See also “The Lancashire pit-brow women,” Note XVIII., 8.
7.—“Of differing sex no thought inept intrudes,”
“I have conversed, as man with man, with medical men on anatomical subjects, and compared the proportions of the human body with artists—yet such modesty did I meet with that I was never reminded by word or look of my sex, and the absurd rules which make modesty a pharisaical cloak of weakness.”—Mary Wollstonecraft (“The Rights of Woman,” p. 278).
“As a careful observer remarks, true modesty lies in the entire absence of thought upon the subject. Among medical students and artists the nude causes no extraordinary emotion; indeed, Flaxman asserted that the students in entering the Academy seemed to hang up their passions along with their hats.”—Westermarck (“History of Human Marriage,” p. 194).
Id.... “This is strikingly exemplified in the curious conversation recorded in Lylie’s ‘Euphues’ and his ‘England,’ edit. 1605, 4to, signature X—Z 2, where young unmarried people of both sexes meet together and discuss without reserve the ticklish metaphysics of love. But though treading on such slippery ground, it is remarkable that they never, even by allusion, fall into grossness. Their delicate propriety is not improbably the effect of their liberty.”—Buckle (“Common-place Book,” No. 856).
8.—“Their purpose calmly sure all errant aim excludes.”
“We point to a present remedy for undergraduate excesses, which, resting on the soundest theory, has also the demonstration of unquestioned fact. It is co-education. Cease to separate human beings because of sex. They are conjoined in the family, in the primary and grammar schools, in society, and, after the degree rewards four years of monastic student existence, in the whole career of life.
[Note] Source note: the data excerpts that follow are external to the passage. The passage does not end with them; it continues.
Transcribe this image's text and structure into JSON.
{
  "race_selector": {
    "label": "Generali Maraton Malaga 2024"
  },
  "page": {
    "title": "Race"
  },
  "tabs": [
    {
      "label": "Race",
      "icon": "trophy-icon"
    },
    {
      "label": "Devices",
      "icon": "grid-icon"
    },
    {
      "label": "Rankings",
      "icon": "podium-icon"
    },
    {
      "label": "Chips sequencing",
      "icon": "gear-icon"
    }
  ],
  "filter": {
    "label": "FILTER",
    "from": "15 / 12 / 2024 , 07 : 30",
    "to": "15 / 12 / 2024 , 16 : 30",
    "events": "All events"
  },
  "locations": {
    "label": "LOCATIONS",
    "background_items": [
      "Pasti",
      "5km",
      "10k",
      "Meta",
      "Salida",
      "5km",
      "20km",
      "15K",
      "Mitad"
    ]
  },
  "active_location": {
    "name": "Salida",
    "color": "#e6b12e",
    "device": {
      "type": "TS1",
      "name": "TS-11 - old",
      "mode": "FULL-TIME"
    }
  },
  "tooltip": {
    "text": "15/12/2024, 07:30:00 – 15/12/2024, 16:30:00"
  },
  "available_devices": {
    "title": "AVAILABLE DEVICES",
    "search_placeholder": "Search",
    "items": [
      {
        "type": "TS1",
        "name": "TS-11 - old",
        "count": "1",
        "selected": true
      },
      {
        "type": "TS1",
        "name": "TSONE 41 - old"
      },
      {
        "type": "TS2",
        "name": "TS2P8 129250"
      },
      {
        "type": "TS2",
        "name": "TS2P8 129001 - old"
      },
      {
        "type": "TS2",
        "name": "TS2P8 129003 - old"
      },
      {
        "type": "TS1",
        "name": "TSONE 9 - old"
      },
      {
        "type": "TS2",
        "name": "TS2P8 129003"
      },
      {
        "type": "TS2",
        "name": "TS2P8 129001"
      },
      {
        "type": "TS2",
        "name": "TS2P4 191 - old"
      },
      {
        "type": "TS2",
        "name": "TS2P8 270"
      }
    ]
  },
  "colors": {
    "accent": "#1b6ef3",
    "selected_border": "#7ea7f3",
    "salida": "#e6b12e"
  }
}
“Throw open the doors of Harvard to women on equal terms, absorb the annexe into the college proper, and as the night follows the day, scholarship will rise, and dissipation fall by the law of gravitation. The moral atmosphere will find immediate purification, and the daily association of brothers and sisters in intellectual pursuits impart a breadth of view which is an education in itself. The professors may then be left safely to their themes, John Harvard’s statue may cease to dread defilement, the regent will find his censorial duties fully as perfunctory as he seems to have made them in the past, and character will crowd out profligacy.”—William Lloyd Garrison (in Woman’s Journal, Boston, U.S., 6th February, 1892).
“Whatsoever is ultimately decided by the wisdom of ages to be the best possible form of culture for one human nature, must be so for another, for one common humanity lies deeper in all and is more essential in each than any difference.”—Sophia Jex-Blake, M.D.